Spectral optimization starts from measured emitter data. Use the Rust CLI to capture a reproducible JSON snapshot, or read live emitter spectra through the Rust SDK and apply the resulting weights with manual mode.

Export spectral data#

enody download-spectral-data -o spectral-data.json

The export contains the host, fixture, source, emitter, and spectral sample data needed by offline Rust tools and tests.

Apply optimized weights#

This example shows the device-control side of an optimizer: read one source, set each emitter to a computed relative flux value, then display manual mode.

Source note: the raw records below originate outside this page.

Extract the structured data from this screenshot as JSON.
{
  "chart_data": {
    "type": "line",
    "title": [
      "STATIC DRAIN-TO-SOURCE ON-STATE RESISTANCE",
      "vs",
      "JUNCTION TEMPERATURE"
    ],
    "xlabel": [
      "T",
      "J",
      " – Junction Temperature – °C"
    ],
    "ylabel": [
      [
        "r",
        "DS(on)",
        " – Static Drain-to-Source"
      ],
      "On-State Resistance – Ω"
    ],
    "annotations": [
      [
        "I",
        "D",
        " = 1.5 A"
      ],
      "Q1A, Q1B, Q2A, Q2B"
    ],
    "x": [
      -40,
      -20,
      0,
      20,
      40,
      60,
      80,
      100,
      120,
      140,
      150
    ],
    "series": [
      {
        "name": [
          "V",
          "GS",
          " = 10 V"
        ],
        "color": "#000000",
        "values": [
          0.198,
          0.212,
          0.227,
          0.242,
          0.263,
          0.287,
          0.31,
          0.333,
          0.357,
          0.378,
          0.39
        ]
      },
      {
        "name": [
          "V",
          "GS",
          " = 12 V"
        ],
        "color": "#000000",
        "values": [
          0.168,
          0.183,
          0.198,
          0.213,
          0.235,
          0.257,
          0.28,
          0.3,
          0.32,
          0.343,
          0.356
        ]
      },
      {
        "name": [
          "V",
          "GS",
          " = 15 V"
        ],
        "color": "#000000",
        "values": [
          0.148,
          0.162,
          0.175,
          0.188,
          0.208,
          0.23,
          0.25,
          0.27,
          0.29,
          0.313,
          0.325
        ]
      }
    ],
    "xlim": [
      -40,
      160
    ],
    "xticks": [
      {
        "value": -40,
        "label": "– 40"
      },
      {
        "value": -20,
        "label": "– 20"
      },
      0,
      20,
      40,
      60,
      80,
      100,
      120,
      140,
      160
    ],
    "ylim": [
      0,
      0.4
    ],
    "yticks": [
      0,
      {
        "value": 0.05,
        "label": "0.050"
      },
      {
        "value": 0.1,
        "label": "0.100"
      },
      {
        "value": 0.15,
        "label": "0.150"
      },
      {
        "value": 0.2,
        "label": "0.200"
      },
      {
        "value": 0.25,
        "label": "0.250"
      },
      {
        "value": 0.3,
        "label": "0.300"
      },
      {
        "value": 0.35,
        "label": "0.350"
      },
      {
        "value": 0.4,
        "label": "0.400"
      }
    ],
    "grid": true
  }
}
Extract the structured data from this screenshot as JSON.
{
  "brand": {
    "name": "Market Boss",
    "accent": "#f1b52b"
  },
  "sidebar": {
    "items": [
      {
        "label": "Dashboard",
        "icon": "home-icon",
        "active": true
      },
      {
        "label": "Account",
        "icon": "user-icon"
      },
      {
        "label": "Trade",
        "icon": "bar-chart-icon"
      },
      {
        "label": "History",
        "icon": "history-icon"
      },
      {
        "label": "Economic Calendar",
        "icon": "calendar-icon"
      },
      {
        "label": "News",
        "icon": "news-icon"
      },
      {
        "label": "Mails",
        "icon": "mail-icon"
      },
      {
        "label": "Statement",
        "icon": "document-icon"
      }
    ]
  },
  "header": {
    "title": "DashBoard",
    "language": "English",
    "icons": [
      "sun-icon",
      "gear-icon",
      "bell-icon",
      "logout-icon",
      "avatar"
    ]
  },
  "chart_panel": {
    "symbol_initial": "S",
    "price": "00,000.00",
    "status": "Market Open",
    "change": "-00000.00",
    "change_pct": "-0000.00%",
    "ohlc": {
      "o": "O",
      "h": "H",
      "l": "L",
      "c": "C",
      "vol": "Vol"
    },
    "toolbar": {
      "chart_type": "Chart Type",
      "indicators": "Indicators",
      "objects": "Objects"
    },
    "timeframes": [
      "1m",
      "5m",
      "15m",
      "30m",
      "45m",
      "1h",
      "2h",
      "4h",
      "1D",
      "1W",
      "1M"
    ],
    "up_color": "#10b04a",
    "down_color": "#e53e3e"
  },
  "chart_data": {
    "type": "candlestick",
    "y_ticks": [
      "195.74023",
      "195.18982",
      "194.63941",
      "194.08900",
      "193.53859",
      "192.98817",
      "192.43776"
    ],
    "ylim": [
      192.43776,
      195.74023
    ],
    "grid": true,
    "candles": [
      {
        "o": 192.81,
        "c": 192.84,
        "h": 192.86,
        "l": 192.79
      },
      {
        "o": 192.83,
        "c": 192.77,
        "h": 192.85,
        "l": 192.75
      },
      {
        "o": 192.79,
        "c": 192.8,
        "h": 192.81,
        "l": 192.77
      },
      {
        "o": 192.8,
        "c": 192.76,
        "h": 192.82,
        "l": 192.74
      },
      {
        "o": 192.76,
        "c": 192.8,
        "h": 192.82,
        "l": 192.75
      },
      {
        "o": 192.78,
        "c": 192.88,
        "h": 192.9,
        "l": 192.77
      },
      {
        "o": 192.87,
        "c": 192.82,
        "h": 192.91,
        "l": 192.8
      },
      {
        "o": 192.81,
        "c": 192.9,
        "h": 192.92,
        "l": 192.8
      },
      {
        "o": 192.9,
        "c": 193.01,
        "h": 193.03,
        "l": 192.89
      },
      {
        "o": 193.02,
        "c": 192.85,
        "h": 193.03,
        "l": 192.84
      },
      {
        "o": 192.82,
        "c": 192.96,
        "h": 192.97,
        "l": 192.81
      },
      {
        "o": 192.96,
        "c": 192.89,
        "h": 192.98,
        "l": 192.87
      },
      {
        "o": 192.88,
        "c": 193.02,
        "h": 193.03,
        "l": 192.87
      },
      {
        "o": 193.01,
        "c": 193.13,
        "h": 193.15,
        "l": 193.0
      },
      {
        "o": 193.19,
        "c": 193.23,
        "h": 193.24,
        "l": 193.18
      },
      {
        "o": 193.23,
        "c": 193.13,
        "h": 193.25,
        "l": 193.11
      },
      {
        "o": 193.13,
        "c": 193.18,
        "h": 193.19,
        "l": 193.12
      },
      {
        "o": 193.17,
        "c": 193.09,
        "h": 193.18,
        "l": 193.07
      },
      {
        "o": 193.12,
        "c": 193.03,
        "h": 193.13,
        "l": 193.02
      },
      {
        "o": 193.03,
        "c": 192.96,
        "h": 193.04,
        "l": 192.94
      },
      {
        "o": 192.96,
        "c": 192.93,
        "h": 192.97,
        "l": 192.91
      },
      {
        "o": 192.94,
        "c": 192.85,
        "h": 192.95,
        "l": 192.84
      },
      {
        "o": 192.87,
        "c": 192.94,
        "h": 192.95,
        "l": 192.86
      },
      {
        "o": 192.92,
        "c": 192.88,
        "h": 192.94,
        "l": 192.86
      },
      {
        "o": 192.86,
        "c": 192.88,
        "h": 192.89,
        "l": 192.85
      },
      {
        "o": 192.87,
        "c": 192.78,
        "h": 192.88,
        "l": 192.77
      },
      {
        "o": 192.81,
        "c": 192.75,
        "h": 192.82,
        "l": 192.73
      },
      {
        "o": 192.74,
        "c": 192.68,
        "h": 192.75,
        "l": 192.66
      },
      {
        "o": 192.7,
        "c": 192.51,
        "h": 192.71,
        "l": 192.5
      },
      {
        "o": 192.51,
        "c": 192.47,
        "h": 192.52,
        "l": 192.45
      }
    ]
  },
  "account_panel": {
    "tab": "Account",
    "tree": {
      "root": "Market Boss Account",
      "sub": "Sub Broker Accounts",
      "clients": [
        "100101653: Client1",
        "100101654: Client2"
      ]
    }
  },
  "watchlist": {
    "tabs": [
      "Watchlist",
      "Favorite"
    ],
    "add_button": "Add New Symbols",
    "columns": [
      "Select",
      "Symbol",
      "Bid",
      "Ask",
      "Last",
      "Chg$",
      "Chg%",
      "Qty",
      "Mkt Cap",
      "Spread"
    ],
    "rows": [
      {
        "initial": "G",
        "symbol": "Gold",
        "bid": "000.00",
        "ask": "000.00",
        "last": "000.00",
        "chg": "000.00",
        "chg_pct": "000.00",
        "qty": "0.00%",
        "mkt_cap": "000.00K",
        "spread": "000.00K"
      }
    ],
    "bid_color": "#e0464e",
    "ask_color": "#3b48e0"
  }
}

use enody::environment::Environment;
use enody::message::{Configuration, Flux};
use enody::usb::UsbEnvironment;

#[tokio::main]
async fn main() -> Result<(), enody::Error> {
    let env = UsbEnvironment::new();
    let runtime = env
        .runtimes()
        .into_iter()
        .next()
        .ok_or(enody::Error::InsufficientData)?;
    let host = runtime.host().await?;
    let fixture = host
        .fixtures()
        .await?
        .into_iter()
        .next()
        .ok_or(enody::Error::InsufficientData)?;
    let source = fixture
        .sources()
        .await?
        .into_iter()
        .next()
        .ok_or(enody::Error::InsufficientData)?;

    let emitters = source.emitters().await?;

    // Replace these with weights from your Rust optimizer.
    let weights = vec![0.35; emitters.len()];

    for (emitter, value) in emitters.iter().zip(weights) {
        emitter.set_flux(Flux::Relative(value)).await?;
    }

    fixture
        .display(Configuration::Manual, Flux::Relative(1.0))
        .await?;

    Ok(())
}

For target design and loss tuning, prefer working against spectral-data.json first. Once the optimizer produces stable emitter weights, apply those weights to EP01 with the same manual-mode flow.